I’ve moved to Philadelphia temporarily to reduce the alone time. Living in Fish’s spare bedroom, maybe for a few days, maybe a week, maybe more. Emily returns in about a month, knowing when she does whether she’s going to spend the next year in Liberia or back in Princeton. We will give the state of New Jersey word of her intentions then. I won’t be fighting her, but that doesn’t make it my intention. I foresee wrestling for days with applying my name to the dotted line. It’s so dull, so pathetic, so embarrassing, so sad, so American. A seven-year marriage. A divorce. A disposable culture, a disposable world. Disposable feelings. Those leftovers will probably go bad eventually, might as well chuck ’em now while we still have the chance to buy other food for dinner.
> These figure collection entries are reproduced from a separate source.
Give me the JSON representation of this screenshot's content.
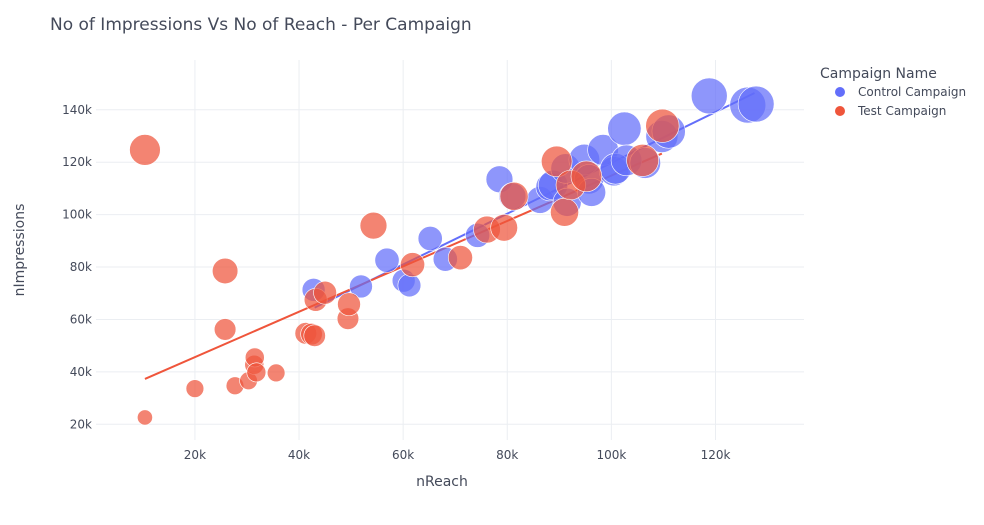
{
  "colors": {
    "control": "#636efa",
    "test": "#ef553b"
  },
  "chart_data": {
    "type": "scatter",
    "title": "No of Impressions Vs No of Reach - Per Campaign",
    "xlabel": "nReach",
    "ylabel": "nImpressions",
    "xlim": [
      1000,
      137000
    ],
    "ylim": [
      14000,
      159000
    ],
    "x_ticks": [
      20000,
      40000,
      60000,
      80000,
      100000,
      120000
    ],
    "x_tick_labels": [
      "20k",
      "40k",
      "60k",
      "80k",
      "100k",
      "120k"
    ],
    "y_ticks": [
      20000,
      40000,
      60000,
      80000,
      100000,
      120000,
      140000
    ],
    "y_tick_labels": [
      "20k",
      "40k",
      "60k",
      "80k",
      "100k",
      "120k",
      "140k"
    ],
    "grid": true,
    "legend": {
      "title": "Campaign Name",
      "placement": "top-right"
    },
    "size_note": "marker size scales with a third value",
    "series": [
      {
        "name": "Control Campaign",
        "color_key": "control",
        "points": [
          [
            42800,
            71300,
            1.0
          ],
          [
            51900,
            72600,
            1.0
          ],
          [
            56900,
            82600,
            1.1
          ],
          [
            60100,
            74800,
            1.0
          ],
          [
            61200,
            73000,
            1.0
          ],
          [
            65200,
            90900,
            1.1
          ],
          [
            68100,
            83000,
            1.1
          ],
          [
            74300,
            92100,
            1.1
          ],
          [
            78500,
            113500,
            1.3
          ],
          [
            81000,
            107000,
            1.3
          ],
          [
            86300,
            105600,
            1.3
          ],
          [
            88200,
            110600,
            1.4
          ],
          [
            88800,
            111300,
            1.5
          ],
          [
            91200,
            117600,
            1.5
          ],
          [
            91500,
            104700,
            1.4
          ],
          [
            94800,
            121000,
            1.6
          ],
          [
            95700,
            113500,
            1.5
          ],
          [
            96200,
            108500,
            1.4
          ],
          [
            98400,
            124700,
            1.6
          ],
          [
            100500,
            116600,
            1.5
          ],
          [
            100800,
            117500,
            1.6
          ],
          [
            102500,
            132800,
            1.8
          ],
          [
            102900,
            120700,
            1.6
          ],
          [
            106500,
            119700,
            1.6
          ],
          [
            109700,
            129800,
            1.7
          ],
          [
            111000,
            131700,
            1.8
          ],
          [
            118800,
            145300,
            2.0
          ],
          [
            126200,
            141800,
            2.0
          ],
          [
            127800,
            142200,
            2.0
          ]
        ]
      },
      {
        "name": "Test Campaign",
        "color_key": "test",
        "points": [
          [
            10400,
            22600,
            0.4
          ],
          [
            10400,
            124700,
            1.6
          ],
          [
            20000,
            33600,
            0.6
          ],
          [
            25800,
            78500,
            1.2
          ],
          [
            25800,
            56200,
            0.9
          ],
          [
            27700,
            34700,
            0.6
          ],
          [
            30300,
            36600,
            0.6
          ],
          [
            31400,
            42700,
            0.7
          ],
          [
            31500,
            45500,
            0.7
          ],
          [
            31800,
            39800,
            0.7
          ],
          [
            35600,
            39600,
            0.6
          ],
          [
            41300,
            54700,
            0.9
          ],
          [
            42400,
            54400,
            0.9
          ],
          [
            43000,
            53800,
            0.9
          ],
          [
            43200,
            67500,
            1.0
          ],
          [
            45000,
            70200,
            1.0
          ],
          [
            49400,
            60300,
            0.9
          ],
          [
            49600,
            65800,
            1.0
          ],
          [
            54300,
            95800,
            1.3
          ],
          [
            61800,
            80900,
            1.1
          ],
          [
            71000,
            83600,
            1.1
          ],
          [
            76100,
            94300,
            1.3
          ],
          [
            79400,
            95000,
            1.3
          ],
          [
            81300,
            107000,
            1.4
          ],
          [
            89500,
            120300,
            1.6
          ],
          [
            91000,
            100900,
            1.4
          ],
          [
            92200,
            111300,
            1.5
          ],
          [
            95200,
            114600,
            1.6
          ],
          [
            106000,
            120700,
            1.7
          ],
          [
            109800,
            133900,
            1.8
          ]
        ]
      }
    ],
    "trendlines": [
      {
        "series": "Control Campaign",
        "color_key": "control",
        "x": [
          43000,
          127500
        ],
        "y": [
          64500,
          146400
        ]
      },
      {
        "series": "Test Campaign",
        "color_key": "test",
        "x": [
          10400,
          109700
        ],
        "y": [
          37300,
          123300
        ]
      }
    ]
  }
}
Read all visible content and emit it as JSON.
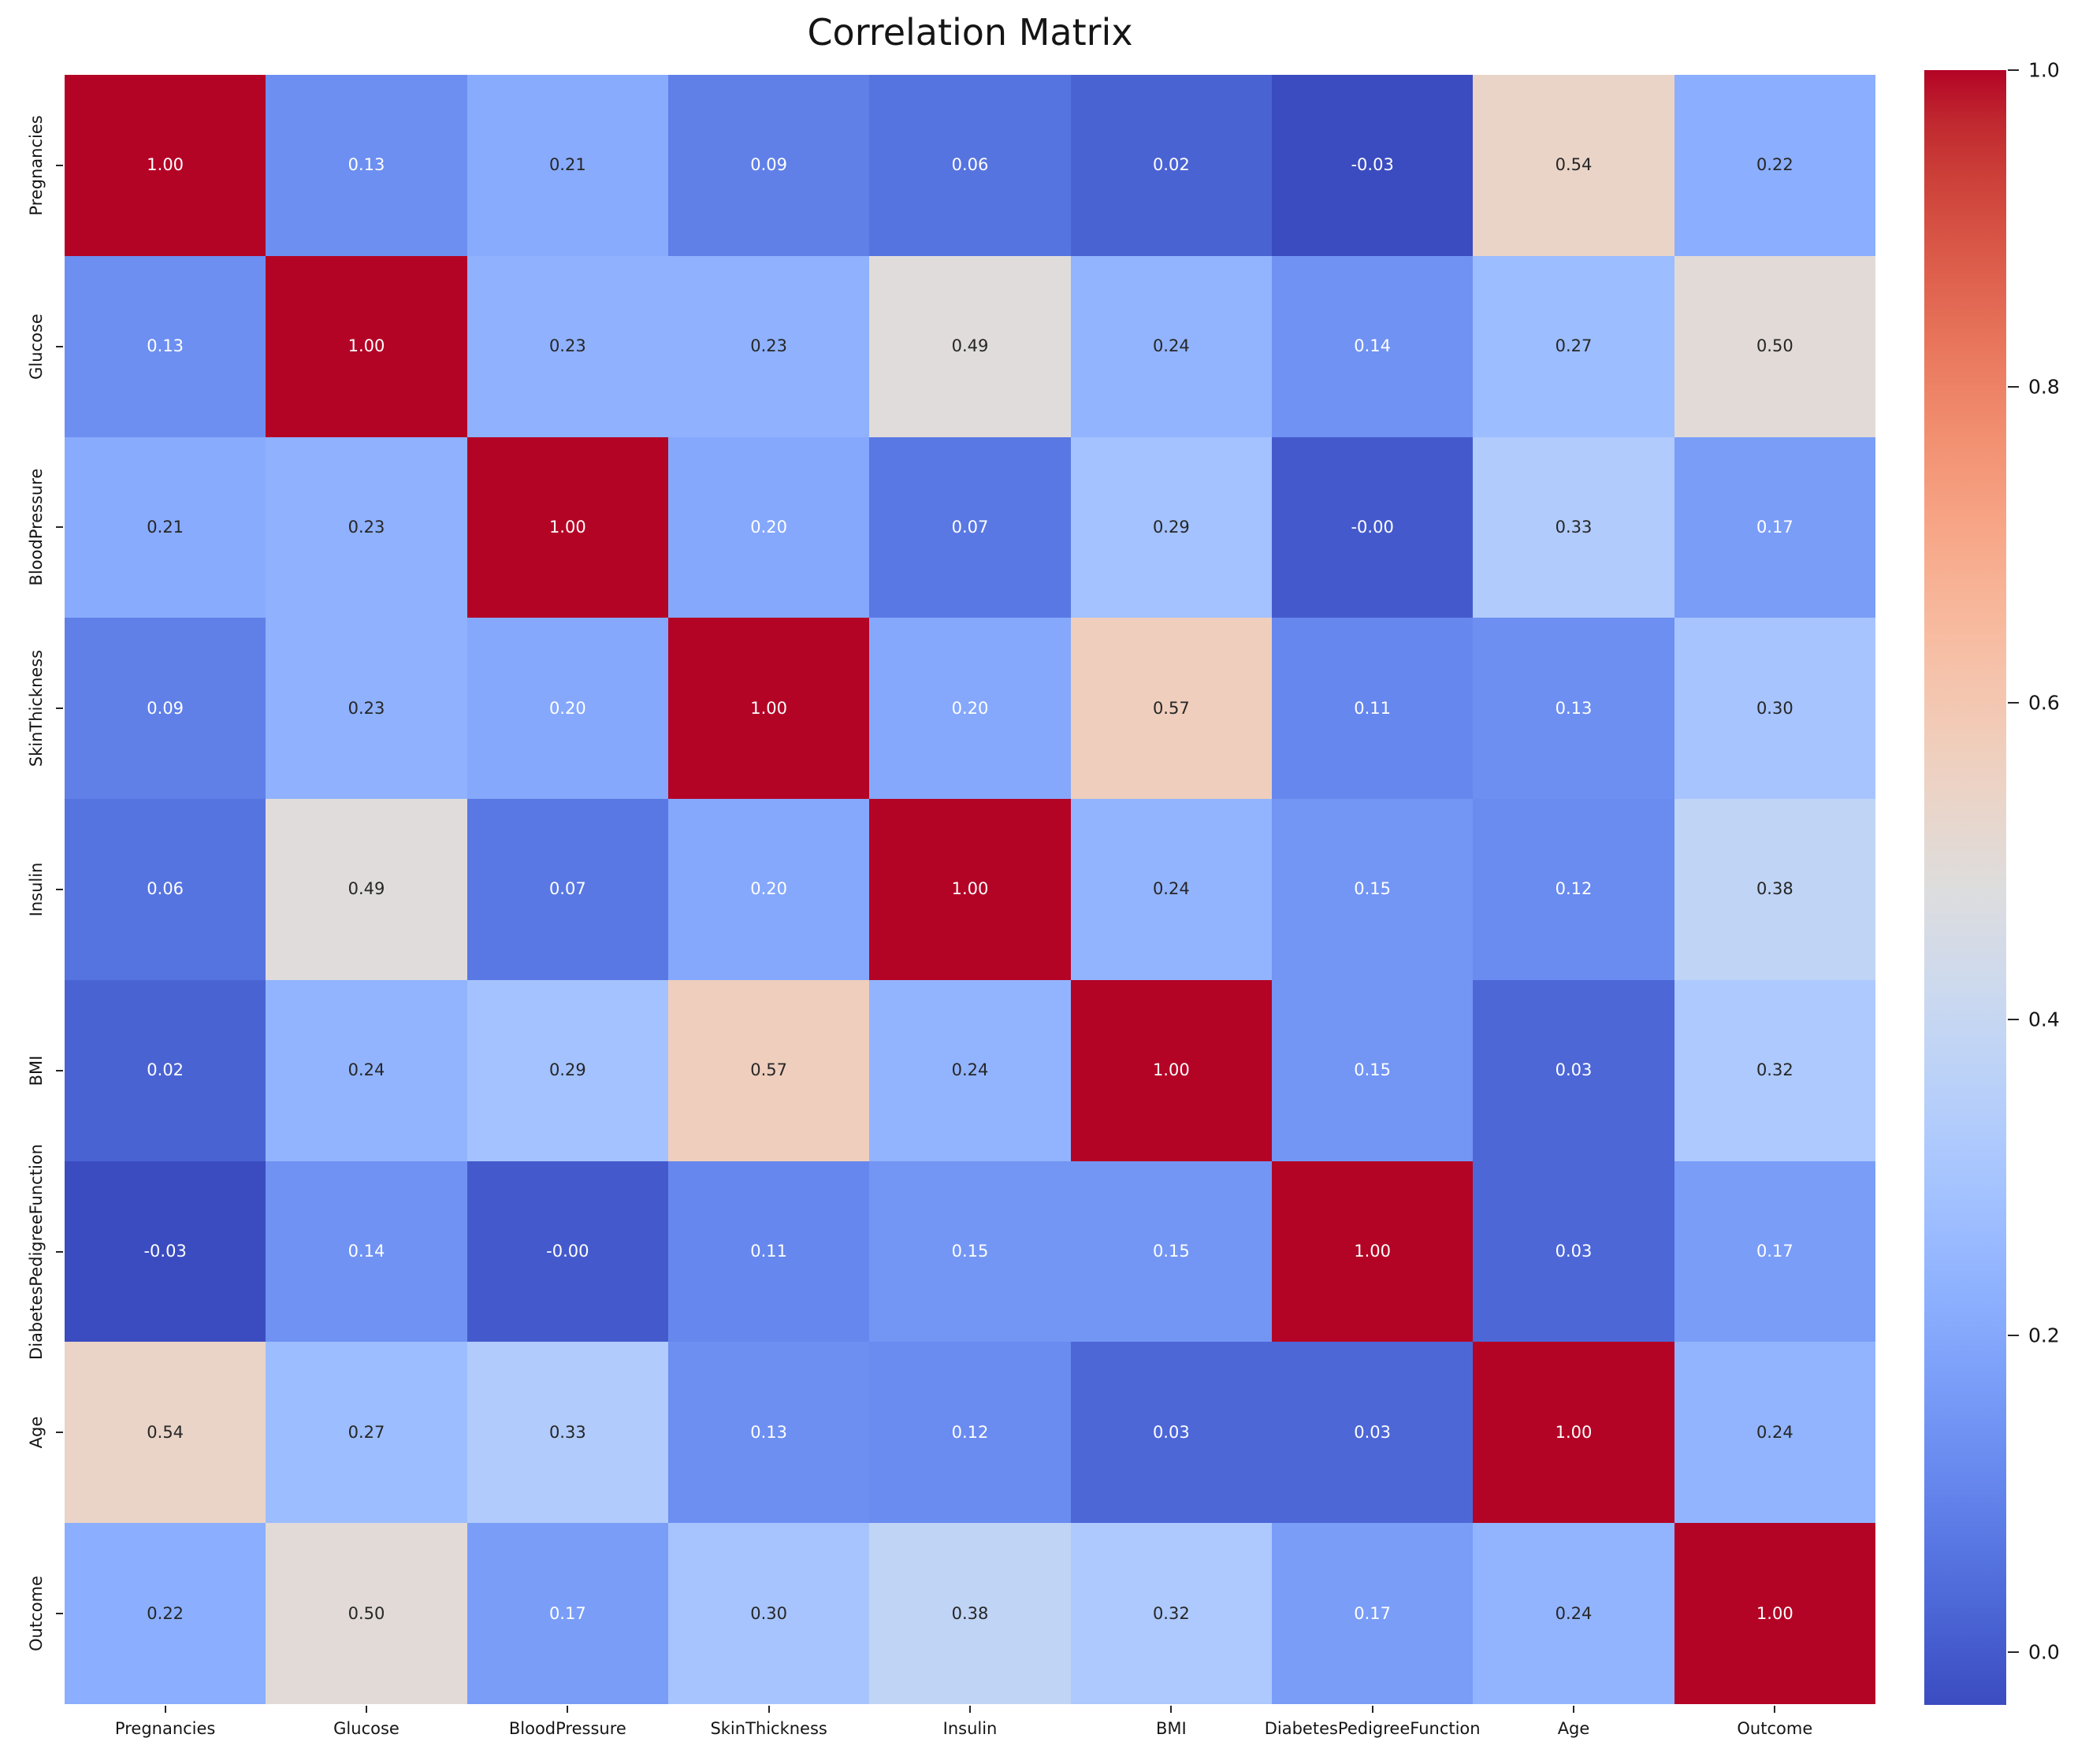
{
  "chart_data": {
    "type": "heatmap",
    "title": "Correlation Matrix",
    "labels": [
      "Pregnancies",
      "Glucose",
      "BloodPressure",
      "SkinThickness",
      "Insulin",
      "BMI",
      "DiabetesPedigreeFunction",
      "Age",
      "Outcome"
    ],
    "matrix": [
      [
        1.0,
        0.13,
        0.21,
        0.09,
        0.06,
        0.02,
        -0.033,
        0.54,
        0.22
      ],
      [
        0.13,
        1.0,
        0.23,
        0.23,
        0.49,
        0.24,
        0.14,
        0.27,
        0.5
      ],
      [
        0.21,
        0.23,
        1.0,
        0.2,
        0.07,
        0.29,
        -0.002,
        0.33,
        0.17
      ],
      [
        0.09,
        0.23,
        0.2,
        1.0,
        0.2,
        0.57,
        0.11,
        0.13,
        0.3
      ],
      [
        0.06,
        0.49,
        0.07,
        0.2,
        1.0,
        0.24,
        0.15,
        0.12,
        0.38
      ],
      [
        0.02,
        0.24,
        0.29,
        0.57,
        0.24,
        1.0,
        0.15,
        0.03,
        0.32
      ],
      [
        -0.033,
        0.14,
        -0.002,
        0.11,
        0.15,
        0.15,
        1.0,
        0.03,
        0.17
      ],
      [
        0.54,
        0.27,
        0.33,
        0.13,
        0.12,
        0.03,
        0.03,
        1.0,
        0.24
      ],
      [
        0.22,
        0.5,
        0.17,
        0.3,
        0.38,
        0.32,
        0.17,
        0.24,
        1.0
      ]
    ],
    "value_decimals": 2,
    "vmin": -0.0334,
    "vmax": 1.0,
    "legend_position": "right-colorbar",
    "grid": false,
    "colorbar_ticks": [
      1.0,
      0.8,
      0.6,
      0.4,
      0.2,
      0.0
    ],
    "colormap_name": "coolwarm",
    "colormap_rgb": [
      [
        59,
        76,
        192
      ],
      [
        68,
        90,
        204
      ],
      [
        77,
        104,
        215
      ],
      [
        87,
        117,
        225
      ],
      [
        98,
        130,
        234
      ],
      [
        108,
        142,
        241
      ],
      [
        119,
        154,
        247
      ],
      [
        130,
        165,
        251
      ],
      [
        141,
        176,
        254
      ],
      [
        152,
        185,
        255
      ],
      [
        163,
        194,
        255
      ],
      [
        174,
        201,
        253
      ],
      [
        184,
        208,
        249
      ],
      [
        194,
        213,
        244
      ],
      [
        204,
        217,
        238
      ],
      [
        213,
        219,
        230
      ],
      [
        221,
        221,
        221
      ],
      [
        229,
        216,
        209
      ],
      [
        236,
        211,
        197
      ],
      [
        241,
        204,
        185
      ],
      [
        245,
        196,
        173
      ],
      [
        247,
        187,
        160
      ],
      [
        247,
        177,
        148
      ],
      [
        247,
        166,
        135
      ],
      [
        244,
        154,
        123
      ],
      [
        241,
        141,
        111
      ],
      [
        236,
        127,
        99
      ],
      [
        229,
        112,
        88
      ],
      [
        222,
        96,
        77
      ],
      [
        213,
        80,
        66
      ],
      [
        203,
        62,
        56
      ],
      [
        192,
        40,
        47
      ],
      [
        180,
        4,
        38
      ]
    ],
    "annotation_dark_color": "#262626",
    "annotation_light_color": "#ffffff",
    "luminance_threshold": 0.408,
    "max_color_hex": "#b40426",
    "min_color_hex": "#3b4cc0",
    "mid_color_hex": "#dddddd"
  }
}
This is not my life. This is my life under the pale descending shadow of a meteor that looms over everyone, lurking in the recesses between your worst nightmares and the last horror film you saw.
People say, when being particularly self-aware, “I could get hit by a bus tomorrow.” Almost always, they say it not as a recognition or an absorption of that reality, but as a way of disregarding trivial thoughts of doom. It’s a prayer for the normal, a supplication for the predictable. They do not say it because they are going to change how they live with that bus in mind. Instead, they say it as a way of showing how many days they have lived without getting hit by that bus, as though this somehow proves the bus is a phantom, is impossible.
You could get hit by a bus tomorrow. I’ve been hit by a few buses in my time already. Watch for flying buses.